On the far side of the ice, a player goes down. Somebody crows with laughter while he kicks his legs in the air like a turtle on its back.

Carbondale’s Evan Cree, a member of the formidable “Team Orange,” which took the championship title last year, is getting ready for his game to start. He pulls black knee pads up under his khaki pants.

“I’m not getting hurt again,” he says, shaking his head. “I want to mountain bike this summer.”

Cree, like many other broomball players, has dealt with injuries that have sidelined him from pursuing other recreational activities that he enjoys. It seems that, broomball players are far too competitive to let their weaknesses keep them from getting out on the ice.

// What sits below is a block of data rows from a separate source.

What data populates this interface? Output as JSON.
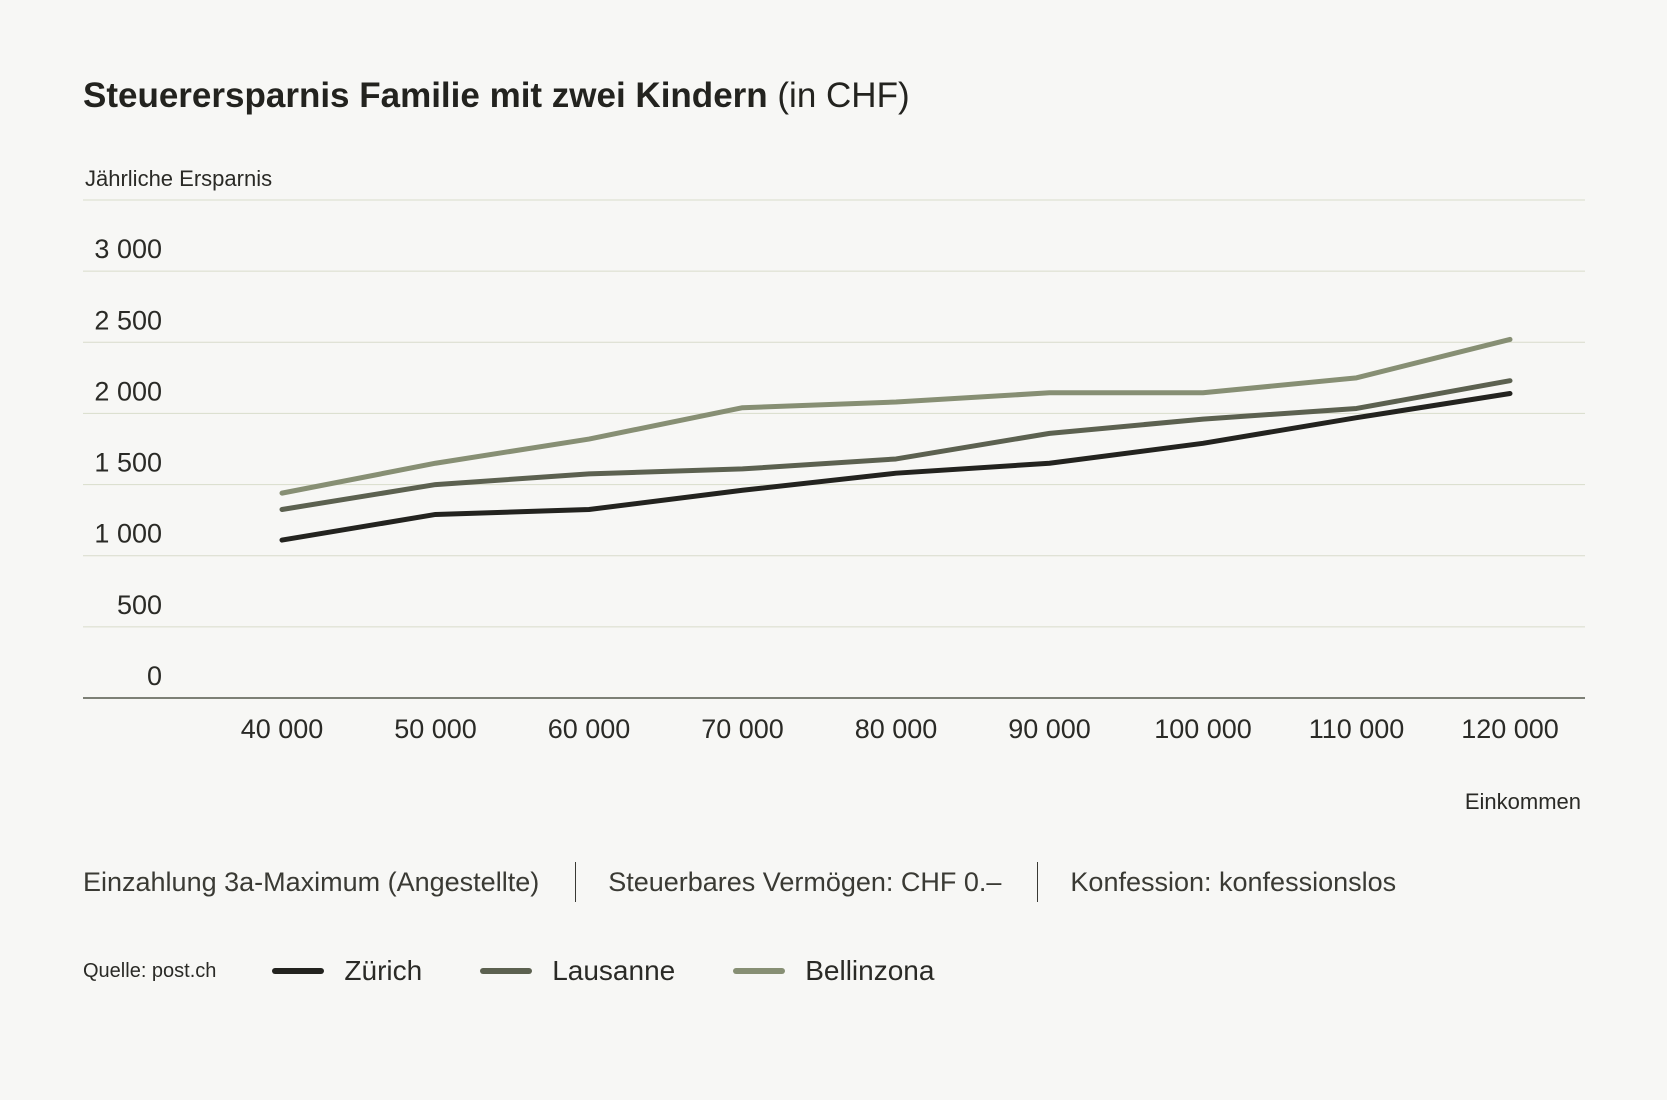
{
  "title": {
    "main": "Steuerersparnis Familie mit zwei Kindern",
    "unit": "(in CHF)"
  },
  "notes": [
    "Einzahlung 3a-Maximum (Angestellte)",
    "Steuerbares Vermögen: CHF 0.–",
    "Konfession: konfessionslos"
  ],
  "source": "Quelle: post.ch",
  "chart_data": {
    "type": "line",
    "title": "Steuerersparnis Familie mit zwei Kindern (in CHF)",
    "ylabel": "Jährliche Ersparnis",
    "xlabel": "Einkommen",
    "x": [
      40000,
      50000,
      60000,
      70000,
      80000,
      90000,
      100000,
      110000,
      120000
    ],
    "x_tick_labels": [
      "40 000",
      "50 000",
      "60 000",
      "70 000",
      "80 000",
      "90 000",
      "100 000",
      "110 000",
      "120 000"
    ],
    "y_ticks": [
      0,
      500,
      1000,
      1500,
      2000,
      2500,
      3000
    ],
    "y_tick_labels": [
      "0",
      "500",
      "1 000",
      "1 500",
      "2 000",
      "2 500",
      "3 000"
    ],
    "ylim": [
      0,
      3500
    ],
    "grid": true,
    "legend_position": "bottom",
    "series": [
      {
        "name": "Zürich",
        "color": "#23231f",
        "values": [
          1110,
          1290,
          1325,
          1460,
          1580,
          1650,
          1790,
          1970,
          2140
        ]
      },
      {
        "name": "Lausanne",
        "color": "#5c6150",
        "values": [
          1325,
          1500,
          1575,
          1610,
          1680,
          1860,
          1960,
          2035,
          2230
        ]
      },
      {
        "name": "Bellinzona",
        "color": "#878f74",
        "values": [
          1440,
          1650,
          1820,
          2040,
          2080,
          2145,
          2145,
          2250,
          2520
        ]
      }
    ]
  }
}
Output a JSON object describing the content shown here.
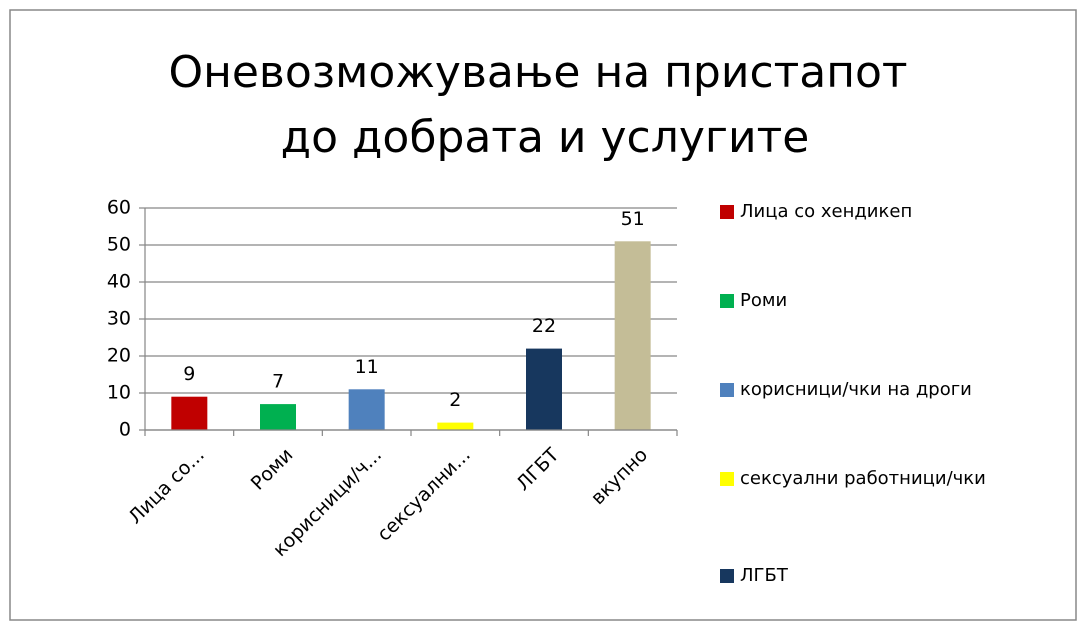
{
  "chart_data": {
    "type": "bar",
    "title": "Оневозможување на пристапот до добрата и услугите",
    "categories": [
      "Лица со...",
      "Роми",
      "корисници/ч...",
      "сексуални...",
      "ЛГБТ",
      "вкупно"
    ],
    "values": [
      9,
      7,
      11,
      2,
      22,
      51
    ],
    "colors": [
      "#c00000",
      "#00b050",
      "#4f81bd",
      "#ffff00",
      "#17375e",
      "#c4bd97"
    ],
    "ylim": [
      0,
      60
    ],
    "yticks": [
      0,
      10,
      20,
      30,
      40,
      50,
      60
    ],
    "grid": true,
    "legend_position": "right",
    "legend": [
      {
        "name": "Лица со хендикеп",
        "color": "#c00000"
      },
      {
        "name": "Роми",
        "color": "#00b050"
      },
      {
        "name": "корисници/чки на дроги",
        "color": "#4f81bd"
      },
      {
        "name": "сексуални работници/чки",
        "color": "#ffff00"
      },
      {
        "name": "ЛГБТ",
        "color": "#17375e"
      }
    ]
  }
}
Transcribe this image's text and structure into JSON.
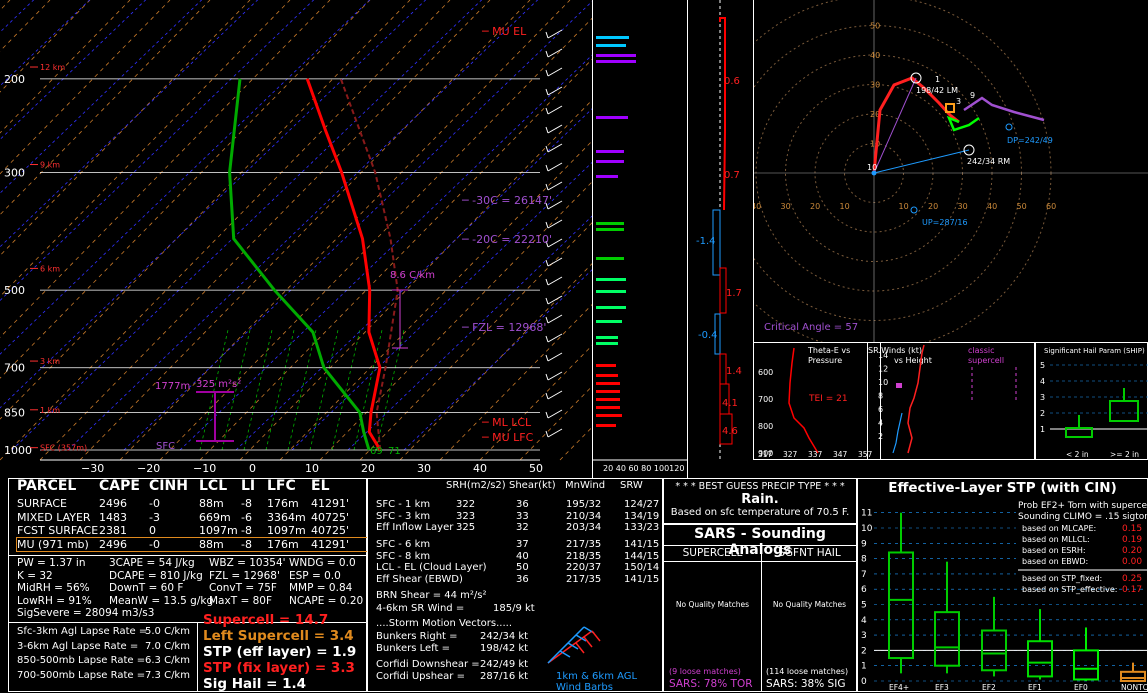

“I screwed up my elbow,” says goalie Craig Fowler. “Last week it was my hip. Sometimes it’s just the ego.”

Despite the nagging bruises and occasional ball to the face, there haven’t actually been any serious injuries in the past two years.

“It’s a silly game, when you think about it,” says Bill Kirkland, the league’s organizer. “You’re running around on ice. By all means, hockey is safer than broomball, because you’ve got skates to keep you upright.” But the best thing, in his opinion, is the community aspect. “It brings everyone together, and everyone’s relaxing and having fun.”

Carbondale local Maria Wimmer has been playing for two years.

“You get to hang out and have a good time,” she says, “and it gets you out on those single-digit nights when you’d be at home otherwise.”

Games start on Wednesday and Friday nights at 7, 8 and 9. The community is welcome to gather around the fire to watch and cheer. Just watch out for errant balls.